Bob Moulton, manager of generation and rural planning for Hydro, emailed Skinner in December with a list of five conditions he would need to satisfy.

“I see no technical reason why a 10 kW wind turbine and inverter as discussed in earlier correspondence … cannot be installed at the (Torrent River) Salmon Interpretation Centre,” he wrote.

Skinner claims to have satisfied all of the conditions except for the last one, which involved getting a signed agreement in place with the Town of Hawke’s Bay. He expected Hydro to provide an agreement document to fulfil that condition.

However, Moulton told Skinner in a letter late last month that the project will not proceed until a provincial net metering policy is finalized.

That matter also involves Newfoundland Power and the Department of Natural Resources.
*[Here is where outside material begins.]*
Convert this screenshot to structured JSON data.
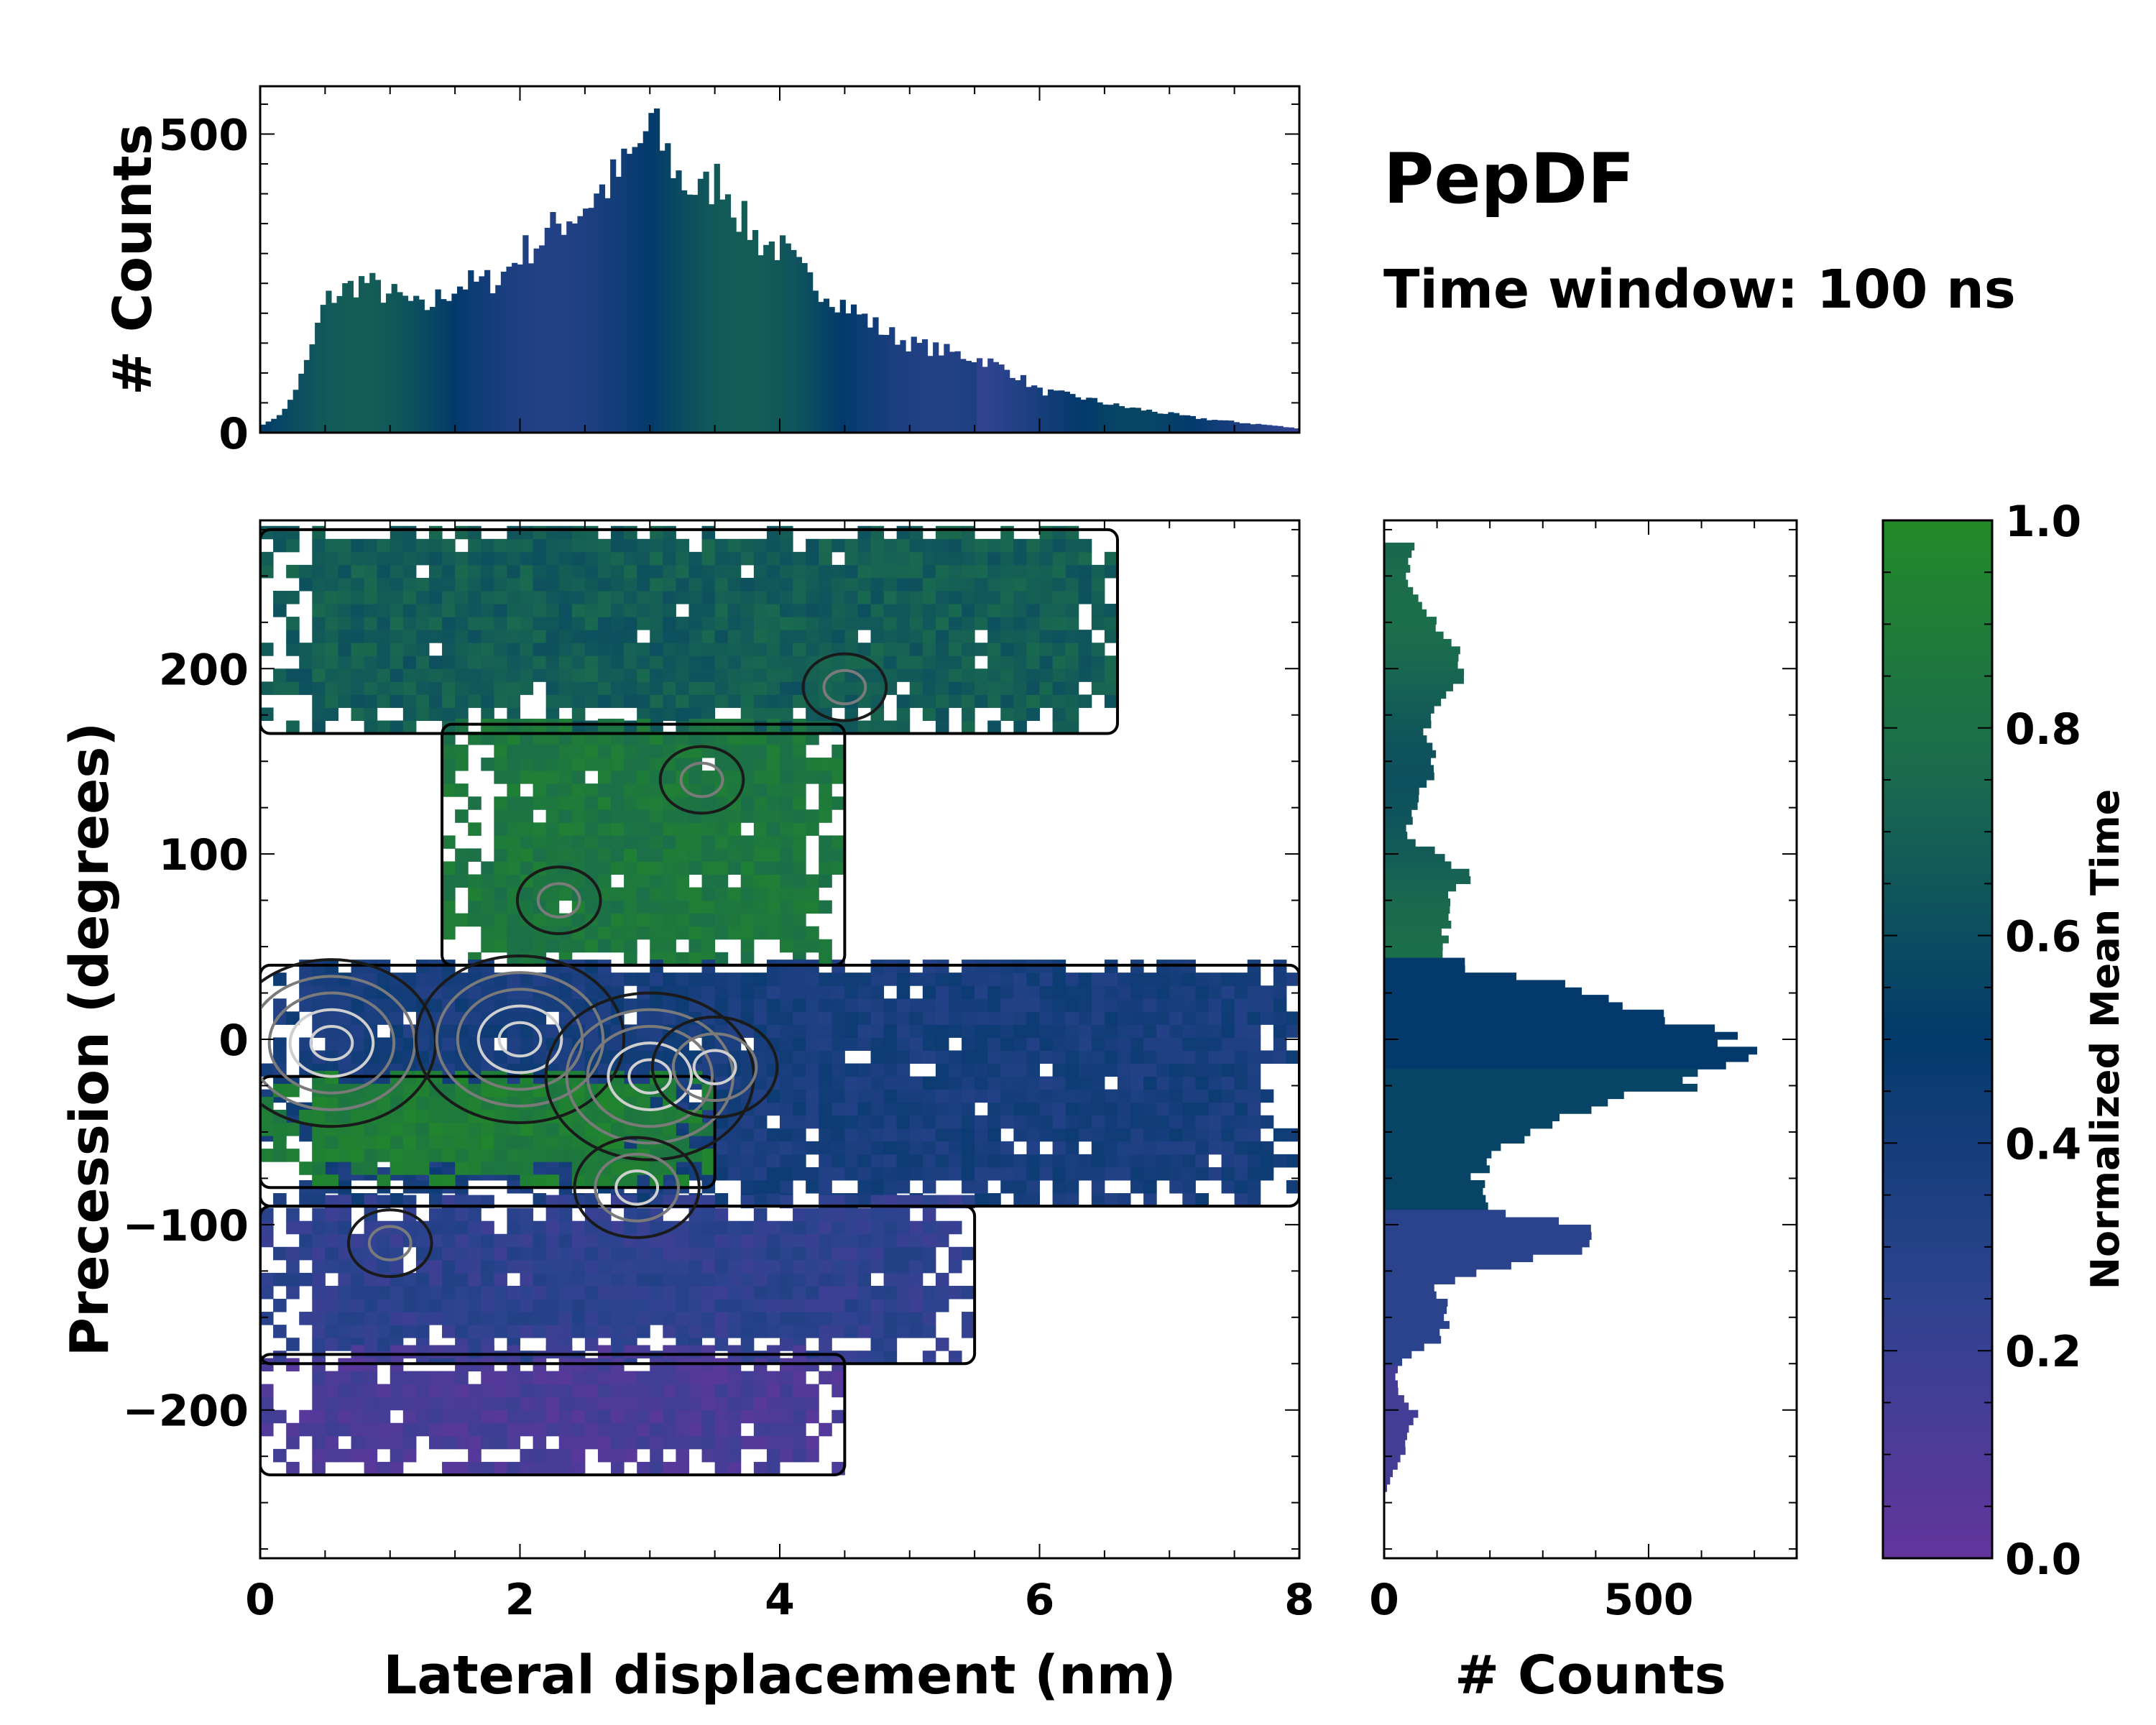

According to the letter, that policy should be finalized later this year.

Skinner has been trying to set up net metering services for nine years and cannot understand why Newfoundland and Labrador is not keeping up with other provinces, like Nova Scotia. He suggests Newfoundland and Labrador could implement the Nova Scotia policy already in place there with relative ease.

In a statement released to The Telegram Monday, Hydro said while it recognizes the value of net metering, provincial policy needs to be in place before any such project proceeds. Hydro reconfirmed that policy should be completed in 2014 and said once that happens, it is prepared to discuss further with Skinner a potential agreement with respect to the Hawke’s Bay facility.